To build an online learning system, you have to train on every new
input. If a pattern does not repeat, forget it. If it repeats you
reinforce it. For many years we thought of learning as the
strengthening of synapses. That happens, but we know today that
synapses *grow* (in a matter of seconds), so it's more useful to think
of synapses as forming and unforming.

These models are being applied to predictive analysis. Today we take
in data and store it in databases, and then build models and
visualizations. The challenges are data preparation (velocity is too
fast), model obsolescence, and the lack of people who can do the work.
The future of this is taking data streams and feeding them to online
models which lead to actions. The requirements of that application are
automated model creation, continuous learning, [something else].

Grok is Numenta's engine for acting on data streams. The product feeds
data streams through encoders to generate SDRs, feeds them to sequence
memory, predict anomalies, and generate actions.

Users create the data stream, and define the problem -- what to
predict, how often, and how far in advance.

[Shows examples of Grok applications]

Predictions aren't either right or wrong -- there's subtlety, and even
missed predictions (or things that happened that you didn't predict)
can help train the system.

Future of Machine Intelligence

More theory that needs to be developed --- sensory/motor integration,
attention, more hierarchy research. (People used to think there was a
motor "part" of your brain, but we now know that every part of the
brain has motor output.)

Today we're building these models in AWS, but you can imagine in the
future you could build distributed hierarchies using distributed
sensors or networks, much like the brain is hierarchical.

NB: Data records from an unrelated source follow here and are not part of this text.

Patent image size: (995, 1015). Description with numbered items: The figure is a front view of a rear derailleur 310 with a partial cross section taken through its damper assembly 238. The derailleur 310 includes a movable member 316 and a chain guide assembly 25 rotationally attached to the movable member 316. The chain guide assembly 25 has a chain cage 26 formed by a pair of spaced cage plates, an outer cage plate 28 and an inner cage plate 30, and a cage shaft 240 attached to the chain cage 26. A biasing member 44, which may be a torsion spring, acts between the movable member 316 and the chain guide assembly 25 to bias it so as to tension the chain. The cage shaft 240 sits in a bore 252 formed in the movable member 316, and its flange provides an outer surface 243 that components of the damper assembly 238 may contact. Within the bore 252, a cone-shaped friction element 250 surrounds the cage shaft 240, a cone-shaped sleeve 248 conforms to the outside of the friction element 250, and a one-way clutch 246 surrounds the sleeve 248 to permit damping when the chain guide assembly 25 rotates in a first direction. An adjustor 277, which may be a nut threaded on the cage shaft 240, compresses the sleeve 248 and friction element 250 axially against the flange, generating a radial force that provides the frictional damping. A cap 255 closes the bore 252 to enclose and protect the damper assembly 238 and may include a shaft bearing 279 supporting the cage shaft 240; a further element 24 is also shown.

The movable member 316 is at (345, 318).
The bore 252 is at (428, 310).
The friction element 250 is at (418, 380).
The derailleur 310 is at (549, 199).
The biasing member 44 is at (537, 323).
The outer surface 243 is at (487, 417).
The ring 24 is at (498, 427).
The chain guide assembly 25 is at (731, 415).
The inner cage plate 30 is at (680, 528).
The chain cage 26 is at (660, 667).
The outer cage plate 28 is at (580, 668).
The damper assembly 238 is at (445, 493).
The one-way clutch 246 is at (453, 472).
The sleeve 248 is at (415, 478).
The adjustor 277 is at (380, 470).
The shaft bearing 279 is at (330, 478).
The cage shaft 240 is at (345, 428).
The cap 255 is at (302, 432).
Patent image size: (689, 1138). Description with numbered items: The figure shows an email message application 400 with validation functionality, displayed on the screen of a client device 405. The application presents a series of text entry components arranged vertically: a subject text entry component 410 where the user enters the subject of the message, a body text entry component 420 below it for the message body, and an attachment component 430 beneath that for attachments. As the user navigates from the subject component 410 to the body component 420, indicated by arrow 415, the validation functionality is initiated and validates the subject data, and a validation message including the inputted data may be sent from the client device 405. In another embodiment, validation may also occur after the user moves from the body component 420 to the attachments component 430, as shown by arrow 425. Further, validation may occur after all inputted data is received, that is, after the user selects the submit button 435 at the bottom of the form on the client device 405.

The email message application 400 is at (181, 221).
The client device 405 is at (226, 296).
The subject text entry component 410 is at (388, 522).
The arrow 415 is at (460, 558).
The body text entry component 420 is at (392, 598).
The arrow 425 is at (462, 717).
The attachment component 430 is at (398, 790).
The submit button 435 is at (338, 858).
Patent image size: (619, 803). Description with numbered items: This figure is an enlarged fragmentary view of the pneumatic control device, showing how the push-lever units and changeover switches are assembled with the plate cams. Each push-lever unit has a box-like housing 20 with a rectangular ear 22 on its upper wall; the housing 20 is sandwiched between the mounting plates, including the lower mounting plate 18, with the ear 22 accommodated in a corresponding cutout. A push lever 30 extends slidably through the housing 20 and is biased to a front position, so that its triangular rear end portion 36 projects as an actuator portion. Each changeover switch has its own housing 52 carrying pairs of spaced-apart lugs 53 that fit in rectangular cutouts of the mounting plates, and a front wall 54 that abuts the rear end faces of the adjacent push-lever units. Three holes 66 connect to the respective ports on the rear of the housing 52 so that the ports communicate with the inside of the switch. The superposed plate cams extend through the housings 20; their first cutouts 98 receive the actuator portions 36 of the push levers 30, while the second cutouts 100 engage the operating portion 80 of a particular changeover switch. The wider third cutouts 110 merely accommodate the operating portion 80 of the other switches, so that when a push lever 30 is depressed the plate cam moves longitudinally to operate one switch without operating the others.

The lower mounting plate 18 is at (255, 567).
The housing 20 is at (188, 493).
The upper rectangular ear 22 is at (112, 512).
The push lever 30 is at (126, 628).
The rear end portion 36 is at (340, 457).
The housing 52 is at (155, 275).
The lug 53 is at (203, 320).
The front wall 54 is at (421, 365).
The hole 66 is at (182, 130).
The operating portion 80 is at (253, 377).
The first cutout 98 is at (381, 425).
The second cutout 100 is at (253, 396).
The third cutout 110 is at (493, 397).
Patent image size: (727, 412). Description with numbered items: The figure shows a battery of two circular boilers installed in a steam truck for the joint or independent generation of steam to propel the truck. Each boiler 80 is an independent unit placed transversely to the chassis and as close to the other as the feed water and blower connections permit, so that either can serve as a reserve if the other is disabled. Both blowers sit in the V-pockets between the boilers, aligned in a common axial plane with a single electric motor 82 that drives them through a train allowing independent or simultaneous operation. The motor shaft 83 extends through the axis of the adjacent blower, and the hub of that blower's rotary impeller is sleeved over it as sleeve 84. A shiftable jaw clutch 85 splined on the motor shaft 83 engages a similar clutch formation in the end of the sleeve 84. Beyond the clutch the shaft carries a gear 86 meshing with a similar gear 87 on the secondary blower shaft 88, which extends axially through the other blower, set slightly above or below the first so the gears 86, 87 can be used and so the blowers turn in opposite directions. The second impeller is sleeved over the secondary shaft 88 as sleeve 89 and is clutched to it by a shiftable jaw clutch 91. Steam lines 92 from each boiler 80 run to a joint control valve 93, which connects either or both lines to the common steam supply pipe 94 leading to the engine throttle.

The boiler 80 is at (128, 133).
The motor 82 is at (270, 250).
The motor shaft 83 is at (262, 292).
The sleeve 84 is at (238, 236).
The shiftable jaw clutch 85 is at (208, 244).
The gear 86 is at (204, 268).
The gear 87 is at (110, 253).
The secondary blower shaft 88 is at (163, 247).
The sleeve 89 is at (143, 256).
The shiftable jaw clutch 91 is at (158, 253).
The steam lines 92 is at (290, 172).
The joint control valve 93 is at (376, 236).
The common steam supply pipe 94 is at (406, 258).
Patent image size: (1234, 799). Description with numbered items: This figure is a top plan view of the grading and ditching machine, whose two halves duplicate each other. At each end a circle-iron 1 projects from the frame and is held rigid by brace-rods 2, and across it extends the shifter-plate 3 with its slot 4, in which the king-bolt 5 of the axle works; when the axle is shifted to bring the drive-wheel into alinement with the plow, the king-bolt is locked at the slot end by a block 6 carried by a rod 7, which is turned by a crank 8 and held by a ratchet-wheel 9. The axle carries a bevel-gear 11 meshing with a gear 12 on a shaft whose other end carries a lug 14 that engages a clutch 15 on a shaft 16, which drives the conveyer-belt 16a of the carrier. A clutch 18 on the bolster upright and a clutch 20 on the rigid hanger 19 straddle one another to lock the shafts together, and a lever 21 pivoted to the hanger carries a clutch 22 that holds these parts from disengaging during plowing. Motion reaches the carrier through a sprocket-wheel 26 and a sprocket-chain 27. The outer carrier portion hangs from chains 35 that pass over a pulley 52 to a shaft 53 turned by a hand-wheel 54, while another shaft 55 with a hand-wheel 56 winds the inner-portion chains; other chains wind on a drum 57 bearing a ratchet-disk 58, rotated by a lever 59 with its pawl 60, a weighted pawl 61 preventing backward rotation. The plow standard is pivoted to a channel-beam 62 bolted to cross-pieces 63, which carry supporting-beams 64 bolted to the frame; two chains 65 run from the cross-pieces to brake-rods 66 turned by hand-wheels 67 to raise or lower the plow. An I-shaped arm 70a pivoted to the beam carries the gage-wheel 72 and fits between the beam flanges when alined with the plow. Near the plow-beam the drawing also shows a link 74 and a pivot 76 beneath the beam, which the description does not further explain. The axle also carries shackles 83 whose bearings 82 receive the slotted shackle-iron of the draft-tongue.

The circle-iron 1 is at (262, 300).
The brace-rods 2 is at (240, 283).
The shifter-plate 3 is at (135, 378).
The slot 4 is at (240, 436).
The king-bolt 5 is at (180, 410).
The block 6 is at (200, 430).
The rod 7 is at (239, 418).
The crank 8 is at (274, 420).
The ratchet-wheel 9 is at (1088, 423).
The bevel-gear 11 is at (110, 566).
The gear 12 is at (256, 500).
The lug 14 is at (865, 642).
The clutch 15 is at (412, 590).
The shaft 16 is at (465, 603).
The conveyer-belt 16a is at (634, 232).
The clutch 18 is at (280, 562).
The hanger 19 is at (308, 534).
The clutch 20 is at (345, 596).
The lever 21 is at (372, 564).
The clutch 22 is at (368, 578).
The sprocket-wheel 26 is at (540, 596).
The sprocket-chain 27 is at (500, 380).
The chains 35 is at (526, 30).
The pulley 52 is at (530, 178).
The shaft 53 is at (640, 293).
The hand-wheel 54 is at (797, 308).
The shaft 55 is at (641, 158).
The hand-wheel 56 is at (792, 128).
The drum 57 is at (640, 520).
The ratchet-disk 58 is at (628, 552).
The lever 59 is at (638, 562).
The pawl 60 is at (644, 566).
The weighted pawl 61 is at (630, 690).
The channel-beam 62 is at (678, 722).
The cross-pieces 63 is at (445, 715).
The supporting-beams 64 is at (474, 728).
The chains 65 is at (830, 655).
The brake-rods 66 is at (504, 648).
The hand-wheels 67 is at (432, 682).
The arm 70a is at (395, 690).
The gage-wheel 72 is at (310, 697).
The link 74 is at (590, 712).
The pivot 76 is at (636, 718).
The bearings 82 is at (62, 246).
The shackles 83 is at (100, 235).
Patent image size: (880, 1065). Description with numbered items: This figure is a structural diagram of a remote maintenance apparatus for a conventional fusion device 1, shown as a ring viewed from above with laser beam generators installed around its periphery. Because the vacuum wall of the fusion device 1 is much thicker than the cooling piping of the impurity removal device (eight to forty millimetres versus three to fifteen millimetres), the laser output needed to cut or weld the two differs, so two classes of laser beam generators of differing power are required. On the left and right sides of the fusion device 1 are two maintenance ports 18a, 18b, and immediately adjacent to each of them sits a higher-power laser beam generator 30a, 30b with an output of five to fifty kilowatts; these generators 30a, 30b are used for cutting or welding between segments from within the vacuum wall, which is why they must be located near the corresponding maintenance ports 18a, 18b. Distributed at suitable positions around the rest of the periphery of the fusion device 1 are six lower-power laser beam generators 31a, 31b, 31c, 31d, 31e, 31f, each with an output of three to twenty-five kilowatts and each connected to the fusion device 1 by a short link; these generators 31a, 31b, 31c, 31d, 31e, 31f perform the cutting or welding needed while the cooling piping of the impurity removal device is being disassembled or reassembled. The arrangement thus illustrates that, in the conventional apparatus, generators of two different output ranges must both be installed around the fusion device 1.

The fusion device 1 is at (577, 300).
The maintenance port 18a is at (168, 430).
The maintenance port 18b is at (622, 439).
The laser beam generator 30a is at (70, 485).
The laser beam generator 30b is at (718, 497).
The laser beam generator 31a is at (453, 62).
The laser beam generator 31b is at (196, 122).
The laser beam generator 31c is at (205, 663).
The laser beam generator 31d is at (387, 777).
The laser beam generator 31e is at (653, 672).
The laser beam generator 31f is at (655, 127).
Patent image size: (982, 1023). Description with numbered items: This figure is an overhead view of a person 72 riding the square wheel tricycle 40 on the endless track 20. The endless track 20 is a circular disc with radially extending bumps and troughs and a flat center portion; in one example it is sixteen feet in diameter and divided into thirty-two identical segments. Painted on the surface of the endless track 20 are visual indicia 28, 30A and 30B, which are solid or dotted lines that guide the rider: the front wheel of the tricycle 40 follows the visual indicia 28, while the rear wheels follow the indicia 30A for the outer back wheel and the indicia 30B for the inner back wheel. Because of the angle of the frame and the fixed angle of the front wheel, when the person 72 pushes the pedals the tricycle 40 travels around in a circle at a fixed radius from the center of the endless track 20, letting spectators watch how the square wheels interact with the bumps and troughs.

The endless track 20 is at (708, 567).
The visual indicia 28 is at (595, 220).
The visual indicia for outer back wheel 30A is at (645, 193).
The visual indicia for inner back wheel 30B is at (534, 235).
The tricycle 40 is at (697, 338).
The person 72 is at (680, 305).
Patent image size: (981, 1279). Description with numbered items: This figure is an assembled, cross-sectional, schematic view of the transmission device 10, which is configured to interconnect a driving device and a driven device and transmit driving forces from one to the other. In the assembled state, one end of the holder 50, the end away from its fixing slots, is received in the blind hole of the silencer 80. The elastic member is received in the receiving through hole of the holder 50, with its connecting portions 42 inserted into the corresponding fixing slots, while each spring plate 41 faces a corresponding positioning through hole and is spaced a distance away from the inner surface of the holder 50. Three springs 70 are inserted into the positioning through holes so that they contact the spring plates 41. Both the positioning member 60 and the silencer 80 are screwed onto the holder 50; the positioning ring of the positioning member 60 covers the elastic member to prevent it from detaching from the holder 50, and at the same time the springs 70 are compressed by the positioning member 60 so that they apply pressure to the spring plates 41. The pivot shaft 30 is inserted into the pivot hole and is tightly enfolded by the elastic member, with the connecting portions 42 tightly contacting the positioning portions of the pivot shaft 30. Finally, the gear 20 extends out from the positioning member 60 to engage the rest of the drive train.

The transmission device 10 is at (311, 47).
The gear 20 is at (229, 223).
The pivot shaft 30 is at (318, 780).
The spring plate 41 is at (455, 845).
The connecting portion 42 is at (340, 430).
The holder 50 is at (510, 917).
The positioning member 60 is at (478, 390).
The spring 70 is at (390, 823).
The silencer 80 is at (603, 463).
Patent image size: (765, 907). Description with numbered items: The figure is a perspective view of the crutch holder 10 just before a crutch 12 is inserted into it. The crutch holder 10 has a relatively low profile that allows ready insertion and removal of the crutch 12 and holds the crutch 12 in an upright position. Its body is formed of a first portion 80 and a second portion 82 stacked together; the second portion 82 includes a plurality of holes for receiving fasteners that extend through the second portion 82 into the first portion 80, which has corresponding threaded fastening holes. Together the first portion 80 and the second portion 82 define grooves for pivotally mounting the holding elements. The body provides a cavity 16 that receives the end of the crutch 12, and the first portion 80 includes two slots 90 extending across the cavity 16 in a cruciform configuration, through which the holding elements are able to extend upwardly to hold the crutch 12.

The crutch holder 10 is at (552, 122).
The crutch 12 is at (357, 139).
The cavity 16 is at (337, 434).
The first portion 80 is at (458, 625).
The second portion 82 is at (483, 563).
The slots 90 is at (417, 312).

Currently need to do lots of tricks to make this fast in software, but
talking to hardware companies about how they might make it faster,
cheaper, and lower powered. Interesting implications for memory, but
interconnects are a little challenging -- chips aren't good at lots of
connections like these have (but sub-sampling and sparsity might help).

The applications today are around prediction/anomaly detection. The
class applications that people think of are speech/language/vision,
but not sure that's very interesting. The interesting thing to him is
building systems that can work faster than the brain.